Just being centralized doesn't mean it will go with a bang, China is transitioning power smoothly for decades now,
This is another poor counter-example, the Chinese leadership anoints and grooms heirs quite early. Their selection is based on factional consensus within that bureaucracy, they have a strong degree of internal unity because of it.
as it is developed economically and politically enough to do so, Russia is too. Cases need to be studied individually, rather than applying a grand theory everywhere.
In what scenario would a leader who power is centralized around dying, sans any well-respected heir groomed for the post, not lead to a power vacuum and struggle?
You keep claiming this is about "individual cases," but a power vacuum is just that. It is a fact of life, and the only examples you have given are vacuum-less non-answers. With a centralized state, people do not just passively agree on a new leader if none is lined up and prepared beforehand. Factions compete for the slot and panic swiftly sets in.
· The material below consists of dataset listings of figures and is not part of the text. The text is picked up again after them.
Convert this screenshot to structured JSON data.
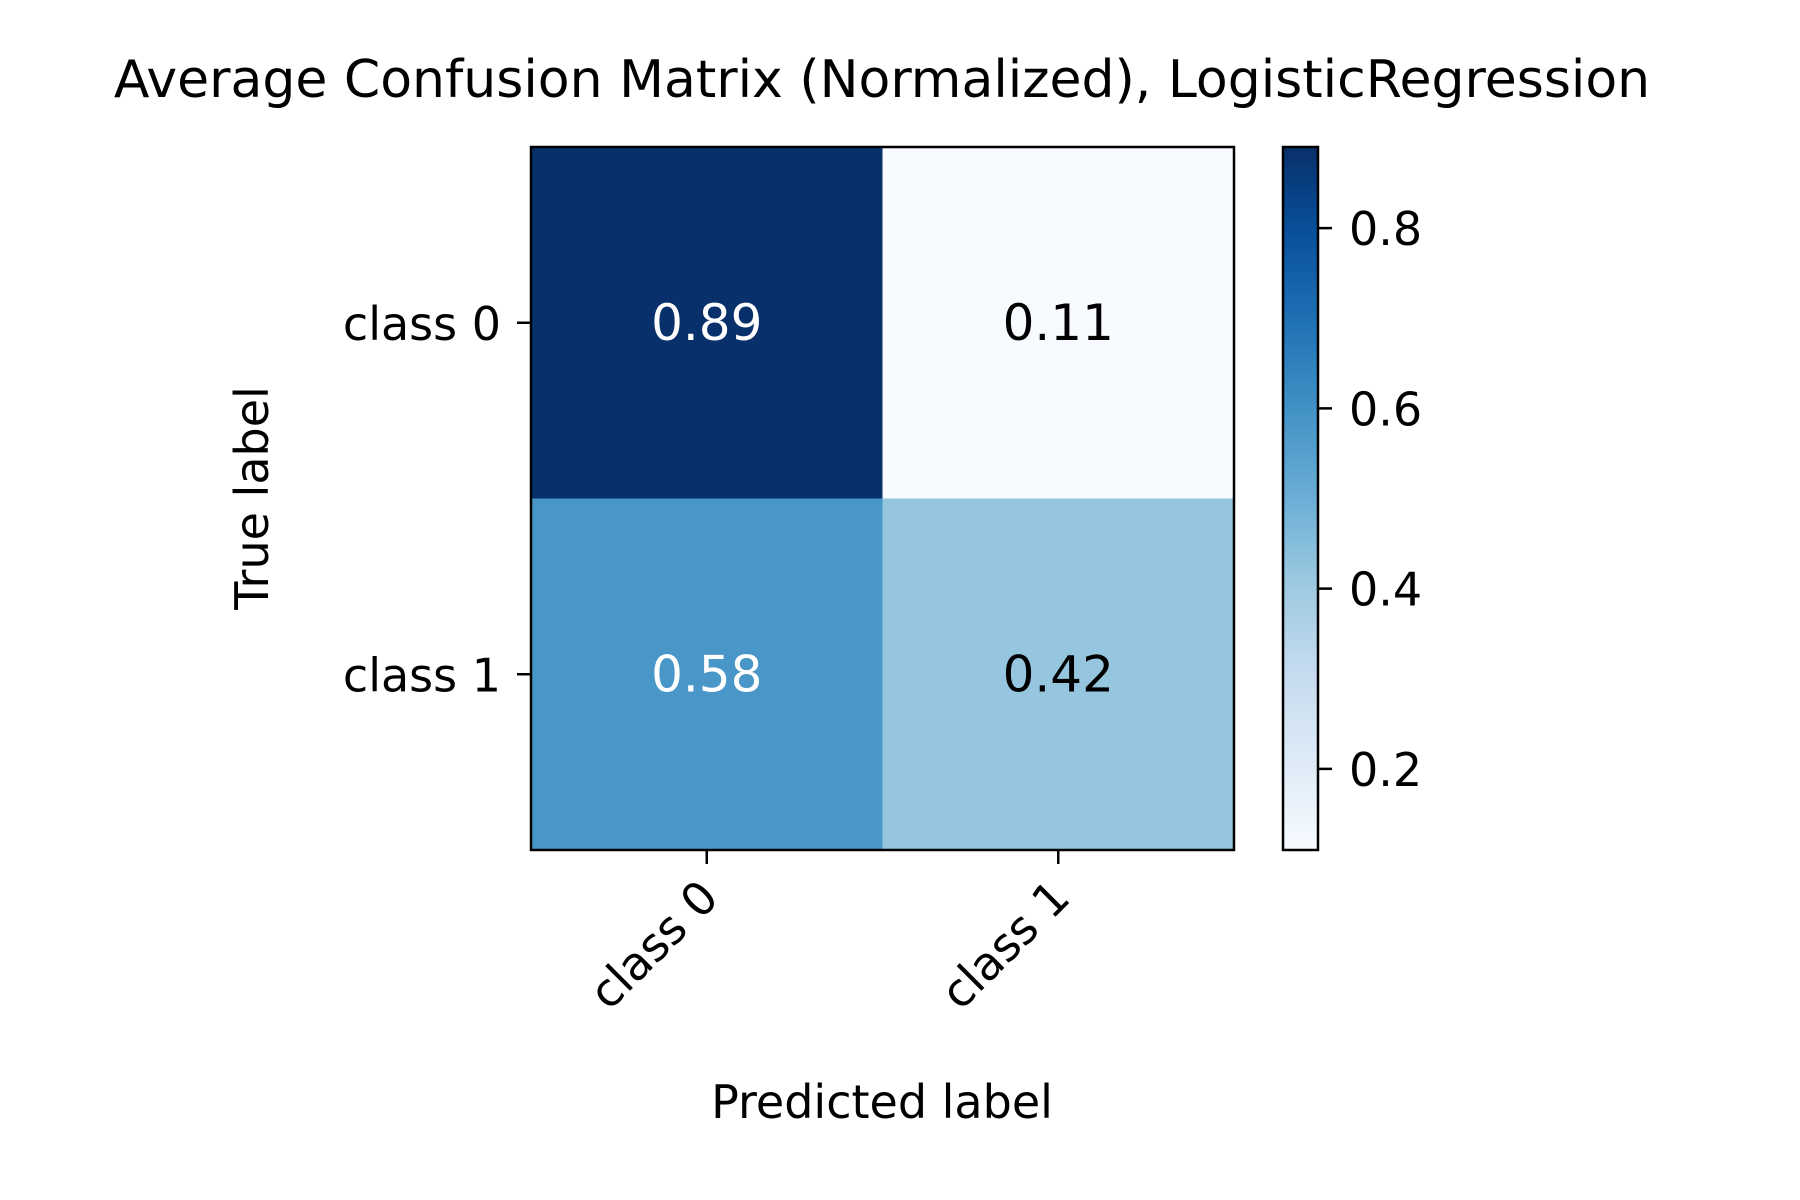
{
  "chart_data": {
    "type": "heatmap",
    "title": "Average Confusion Matrix (Normalized), LogisticRegression",
    "xlabel": "Predicted label",
    "ylabel": "True label",
    "x_categories": [
      "class 0",
      "class 1"
    ],
    "y_categories": [
      "class 0",
      "class 1"
    ],
    "values": [
      [
        0.89,
        0.11
      ],
      [
        0.58,
        0.42
      ]
    ],
    "cell_labels": [
      [
        "0.89",
        "0.11"
      ],
      [
        "0.58",
        "0.42"
      ]
    ],
    "colormap": "Blues",
    "colorbar": {
      "range": [
        0.11,
        0.89
      ],
      "ticks": [
        0.2,
        0.4,
        0.6,
        0.8
      ],
      "tick_labels": [
        "0.2",
        "0.4",
        "0.6",
        "0.8"
      ]
    },
    "colors": {
      "dark_text": "#000000",
      "light_text": "#ffffff"
    }
  }
}
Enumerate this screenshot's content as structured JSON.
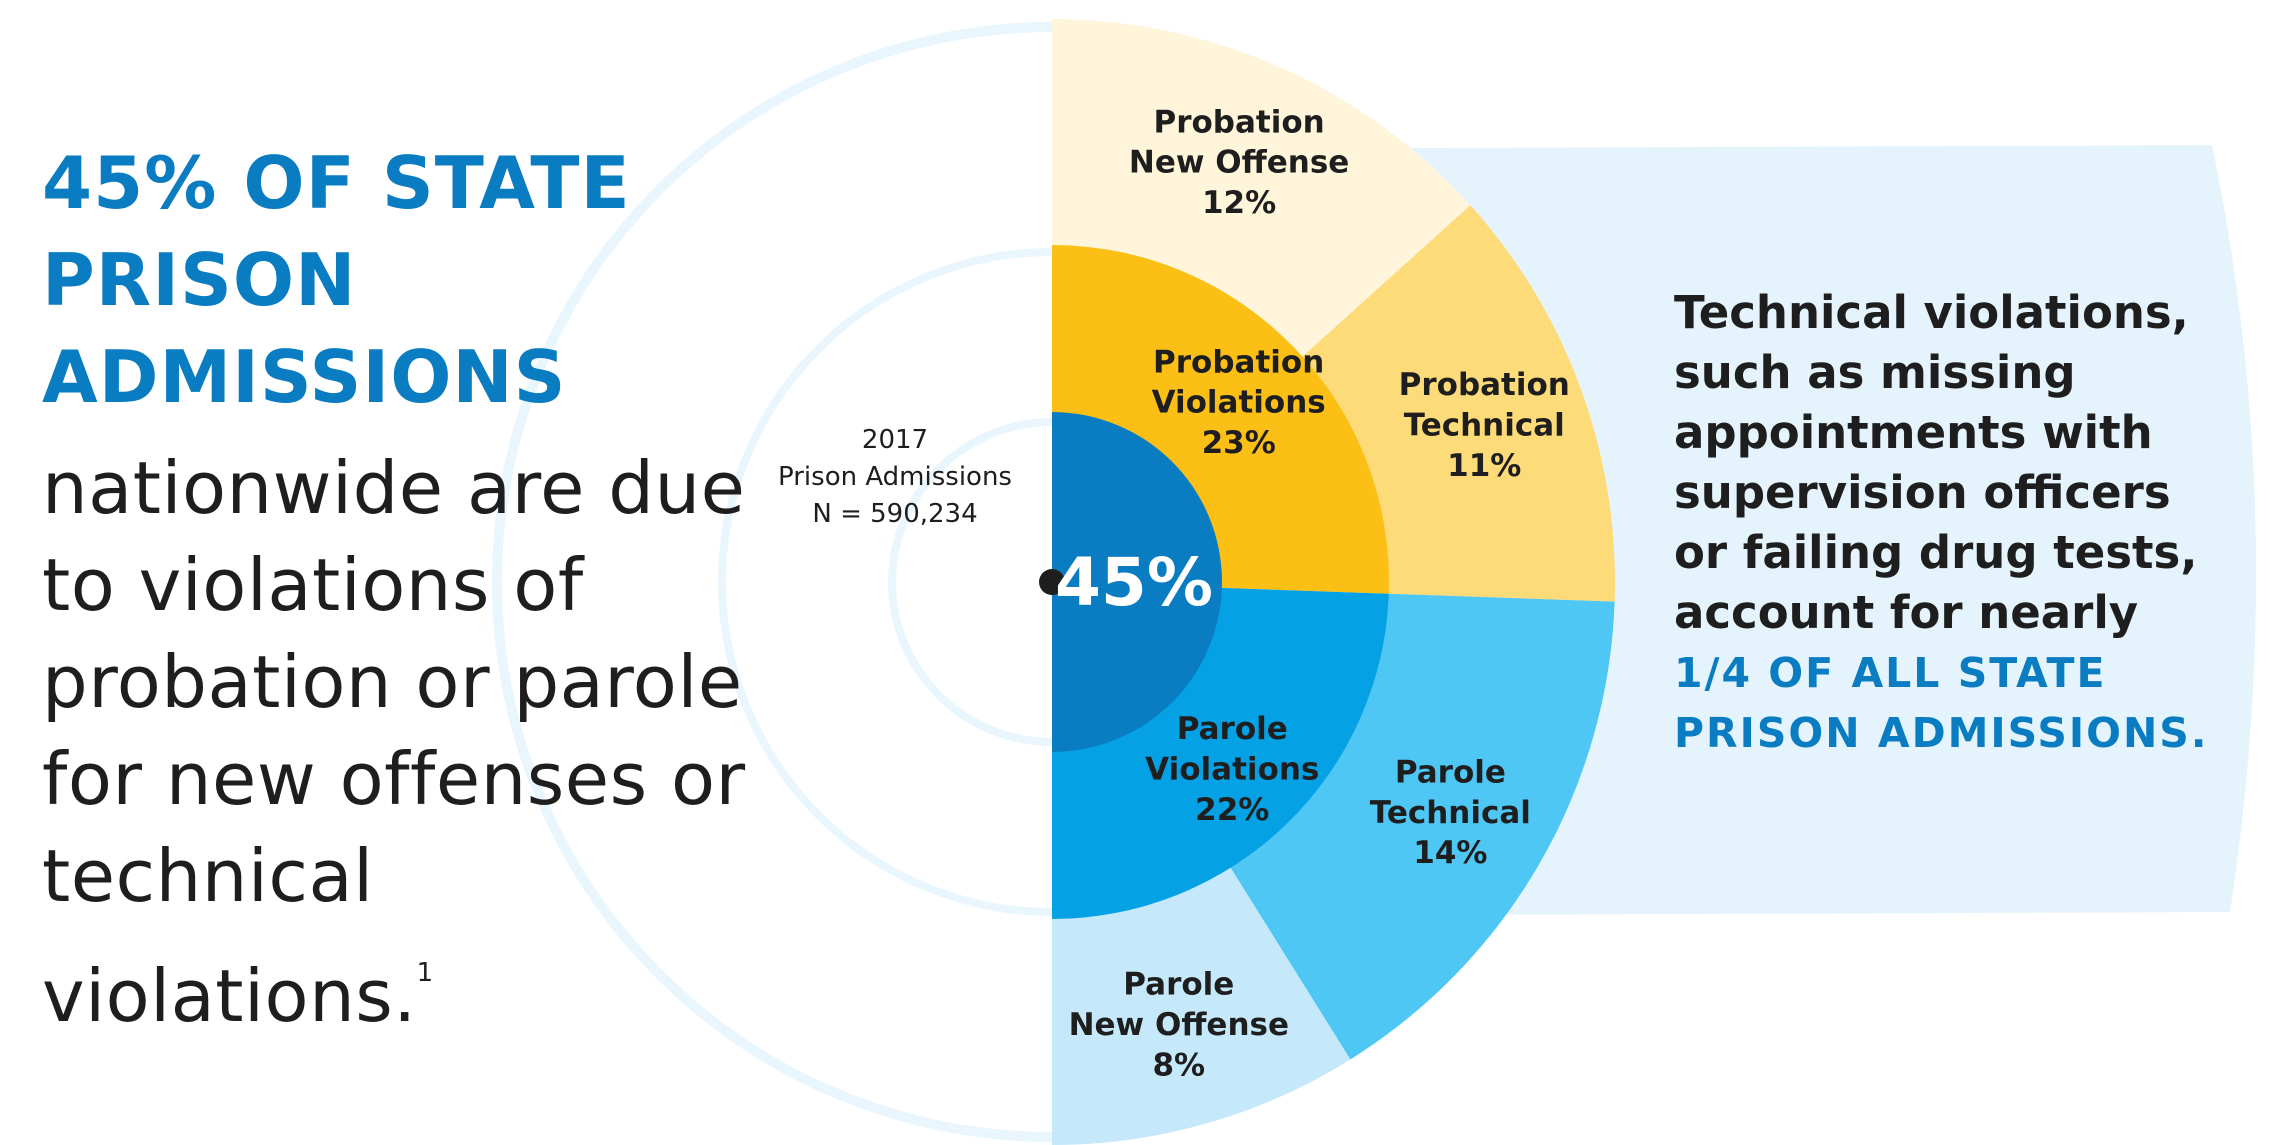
{
  "headline": "45% OF STATE PRISON ADMISSIONS",
  "body_text": "nationwide are due\nto violations of\nprobation or parole\nfor new offenses or\ntechnical violations.",
  "body_footnote": "1",
  "note_text": "Technical violations,\nsuch as missing\nappointments with\nsupervision officers\nor failing drug tests,\naccount for nearly",
  "note_highlight": "1/4 OF ALL STATE\nPRISON ADMISSIONS.",
  "colors": {
    "blue_text": "#0a7cc1",
    "dark_text": "#1e1e1e",
    "light_panel": "#e5f4fc",
    "ring_stroke": "#e9f6fd",
    "center_blue": "#0a7cc1"
  },
  "chart_data": {
    "type": "pie",
    "subtype": "nested-sunburst",
    "center_label": "45%",
    "center_value": 45,
    "annotation": {
      "year": "2017",
      "label": "Prison Admissions",
      "n": "N = 590,234"
    },
    "inner_ring": [
      {
        "key": "probation_violations",
        "name_lines": [
          "Probation",
          "Violations"
        ],
        "label": "23%",
        "value": 23,
        "color": "#fbbf15"
      },
      {
        "key": "parole_violations",
        "name_lines": [
          "Parole",
          "Violations"
        ],
        "label": "22%",
        "value": 22,
        "color": "#04a1e5"
      }
    ],
    "outer_ring": [
      {
        "key": "probation_new_offense",
        "name_lines": [
          "Probation",
          "New Offense"
        ],
        "label": "12%",
        "value": 12,
        "group": "probation",
        "color": "#fff5db"
      },
      {
        "key": "probation_technical",
        "name_lines": [
          "Probation",
          "Technical"
        ],
        "label": "11%",
        "value": 11,
        "group": "probation",
        "color": "#fddb78"
      },
      {
        "key": "parole_technical",
        "name_lines": [
          "Parole",
          "Technical"
        ],
        "label": "14%",
        "value": 14,
        "group": "parole",
        "color": "#4fc7f5"
      },
      {
        "key": "parole_new_offense",
        "name_lines": [
          "Parole",
          "New Offense"
        ],
        "label": "8%",
        "value": 8,
        "group": "parole",
        "color": "#c5e8fb"
      }
    ]
  }
}
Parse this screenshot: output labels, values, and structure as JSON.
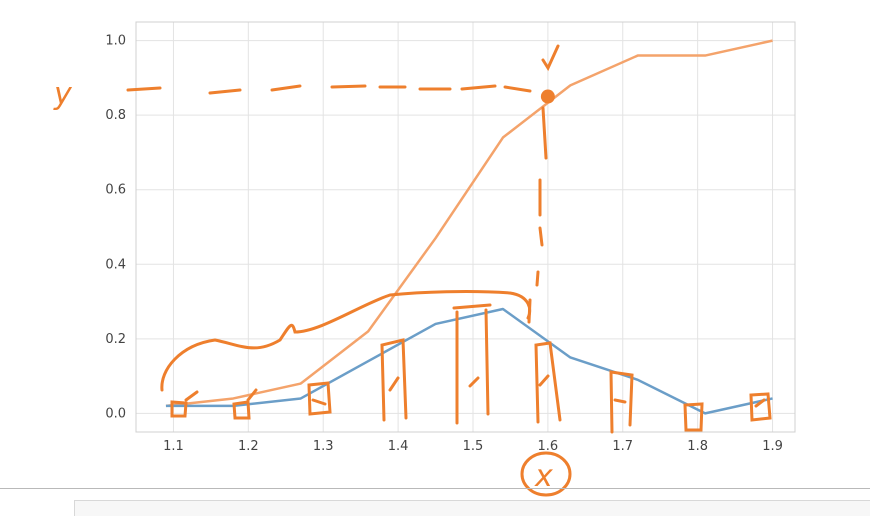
{
  "chart_data": {
    "type": "line",
    "title": "",
    "xlabel": "",
    "ylabel": "",
    "xlim": [
      1.05,
      1.93
    ],
    "ylim": [
      -0.05,
      1.05
    ],
    "xticks": [
      1.1,
      1.2,
      1.3,
      1.4,
      1.5,
      1.6,
      1.7,
      1.8,
      1.9
    ],
    "xtick_labels": [
      "1.1",
      "1.2",
      "1.3",
      "1.4",
      "1.5",
      "1.6",
      "1.7",
      "1.8",
      "1.9"
    ],
    "yticks": [
      0.0,
      0.2,
      0.4,
      0.6,
      0.8,
      1.0
    ],
    "ytick_labels": [
      "0.0",
      "0.2",
      "0.4",
      "0.6",
      "0.8",
      "1.0"
    ],
    "grid": true,
    "series": [
      {
        "color": "#f4a36b",
        "x": [
          1.09,
          1.18,
          1.27,
          1.36,
          1.45,
          1.54,
          1.63,
          1.72,
          1.81,
          1.9
        ],
        "y": [
          0.02,
          0.04,
          0.08,
          0.22,
          0.47,
          0.74,
          0.88,
          0.96,
          0.96,
          1.0
        ]
      },
      {
        "color": "#6b9ec8",
        "x": [
          1.09,
          1.18,
          1.27,
          1.36,
          1.45,
          1.54,
          1.63,
          1.72,
          1.81,
          1.9
        ],
        "y": [
          0.02,
          0.02,
          0.04,
          0.14,
          0.24,
          0.28,
          0.15,
          0.09,
          0.0,
          0.04
        ]
      }
    ]
  },
  "annotations": {
    "y_label": "y",
    "x_label": "x",
    "highlight_point": {
      "x": 1.6,
      "y": 0.85
    },
    "color": "#ee7f2d"
  }
}
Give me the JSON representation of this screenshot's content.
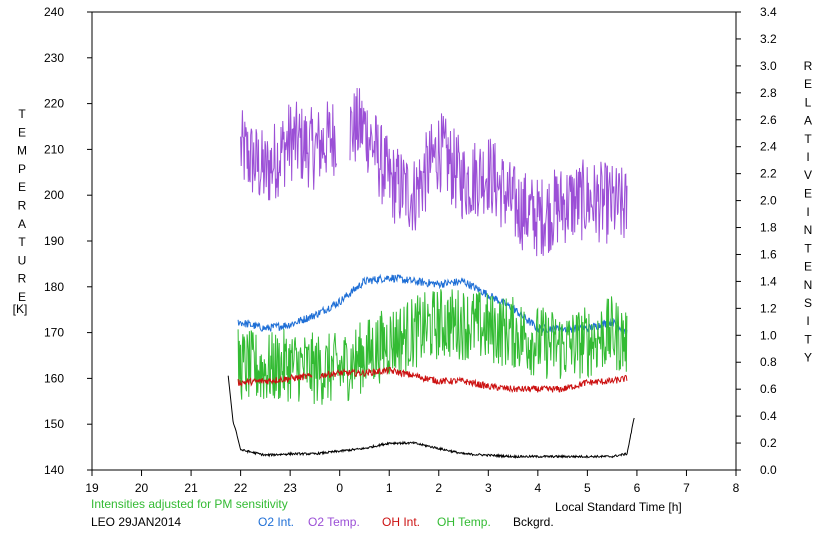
{
  "chart_data": {
    "type": "line",
    "left_axis": {
      "label_letters": [
        "T",
        "E",
        "M",
        "P",
        "E",
        "R",
        "A",
        "T",
        "U",
        "R",
        "E"
      ],
      "unit": "[K]",
      "ylim": [
        140,
        240
      ],
      "ticks": [
        140,
        150,
        160,
        170,
        180,
        190,
        200,
        210,
        220,
        230,
        240
      ]
    },
    "right_axis": {
      "label_letters_1": [
        "R",
        "E",
        "L",
        "A",
        "T",
        "I",
        "V",
        "E"
      ],
      "label_letters_2": [
        "I",
        "N",
        "T",
        "E",
        "N",
        "S",
        "I",
        "T",
        "Y"
      ],
      "ylim": [
        0.0,
        3.4
      ],
      "ticks": [
        "0.0",
        "0.2",
        "0.4",
        "0.6",
        "0.8",
        "1.0",
        "1.2",
        "1.4",
        "1.6",
        "1.8",
        "2.0",
        "2.2",
        "2.4",
        "2.6",
        "2.8",
        "3.0",
        "3.2",
        "3.4"
      ]
    },
    "x_axis": {
      "label": "Local Standard Time [h]",
      "tick_labels": [
        "19",
        "20",
        "21",
        "22",
        "23",
        "0",
        "1",
        "2",
        "3",
        "4",
        "5",
        "6",
        "7",
        "8"
      ],
      "range_hours": [
        19,
        32
      ]
    },
    "note": "Intensities adjusted for PM sensitivity",
    "station_date": "LEO 29JAN2014",
    "legend": [
      {
        "name": "O2 Int.",
        "color": "#1f6fd6"
      },
      {
        "name": "O2 Temp.",
        "color": "#9b4fd6"
      },
      {
        "name": "OH Int.",
        "color": "#cc1111"
      },
      {
        "name": "OH Temp.",
        "color": "#33bb33"
      },
      {
        "name": "Bckgrd.",
        "color": "#000000"
      }
    ],
    "series": [
      {
        "name": "O2 Temp.",
        "color": "#9b4fd6",
        "axis": "left",
        "x": [
          22.0,
          22.5,
          23.0,
          23.5,
          24.0,
          24.5,
          25.0,
          25.5,
          26.0,
          26.5,
          27.0,
          27.5,
          28.0,
          28.5,
          29.0,
          29.5,
          29.8
        ],
        "y": [
          210,
          205,
          212,
          210,
          214,
          215,
          203,
          200,
          210,
          203,
          205,
          198,
          195,
          198,
          199,
          198,
          197
        ]
      },
      {
        "name": "O2 Int.",
        "color": "#1f6fd6",
        "axis": "right",
        "x": [
          21.95,
          22.5,
          23.0,
          23.5,
          24.0,
          24.5,
          25.0,
          25.5,
          26.0,
          26.5,
          27.0,
          27.5,
          28.0,
          28.5,
          29.0,
          29.5,
          29.8
        ],
        "y": [
          1.1,
          1.05,
          1.08,
          1.15,
          1.25,
          1.4,
          1.43,
          1.4,
          1.38,
          1.4,
          1.3,
          1.2,
          1.05,
          1.05,
          1.05,
          1.1,
          1.02
        ]
      },
      {
        "name": "OH Temp.",
        "color": "#33bb33",
        "axis": "left",
        "x": [
          21.95,
          22.5,
          23.0,
          23.5,
          24.0,
          24.5,
          25.0,
          25.5,
          26.0,
          26.5,
          27.0,
          27.5,
          28.0,
          28.5,
          29.0,
          29.5,
          29.8
        ],
        "y": [
          163,
          162,
          163,
          162,
          162,
          165,
          168,
          170,
          172,
          172,
          171,
          170,
          168,
          167,
          168,
          170,
          168
        ]
      },
      {
        "name": "OH Int.",
        "color": "#cc1111",
        "axis": "right",
        "x": [
          21.95,
          22.5,
          23.0,
          23.5,
          24.0,
          24.5,
          25.0,
          25.5,
          26.0,
          26.5,
          27.0,
          27.5,
          28.0,
          28.5,
          29.0,
          29.5,
          29.8
        ],
        "y": [
          0.65,
          0.66,
          0.68,
          0.7,
          0.72,
          0.72,
          0.74,
          0.7,
          0.66,
          0.66,
          0.62,
          0.6,
          0.6,
          0.6,
          0.65,
          0.66,
          0.68
        ]
      },
      {
        "name": "Bckgrd.",
        "color": "#000000",
        "axis": "right",
        "x": [
          21.75,
          21.85,
          21.9,
          22.0,
          22.5,
          23.0,
          23.5,
          24.0,
          24.5,
          25.0,
          25.5,
          26.0,
          26.5,
          27.0,
          27.5,
          28.0,
          28.5,
          29.0,
          29.5,
          29.8,
          29.95
        ],
        "y": [
          0.7,
          0.35,
          0.3,
          0.15,
          0.11,
          0.12,
          0.12,
          0.14,
          0.16,
          0.2,
          0.2,
          0.16,
          0.12,
          0.11,
          0.1,
          0.1,
          0.1,
          0.1,
          0.1,
          0.12,
          0.4
        ]
      }
    ]
  }
}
Sigh, this is just too much of a speculation to go into. You think there is a major discord between neoliberal wing and Puinists?
I'm not sure why you're condescendingly using the laughing emoji here. Yes, there is a major discord between the neoliberal wing of Russian politics and the Putinists, one section of which are essentially "market uber alles" Europhiles and the other of which wants to gain a predominant footing for Russian national oil interests in the global marketplace. The competition between these two interest groups is very high-profile. In Leninist terms, it is international bourgeoisie versus national bourgeoisie.
West may not like it but Russia is democracy, it may be not the "right" kind of democracy but it still is.
It is the capitalist version of an autocratic, bureaucratic state of a type Russia has been for centuries. As such, power is centralized around one reigning figure and the clique of bureaucrats/oilgarchs who are benefited by his regime.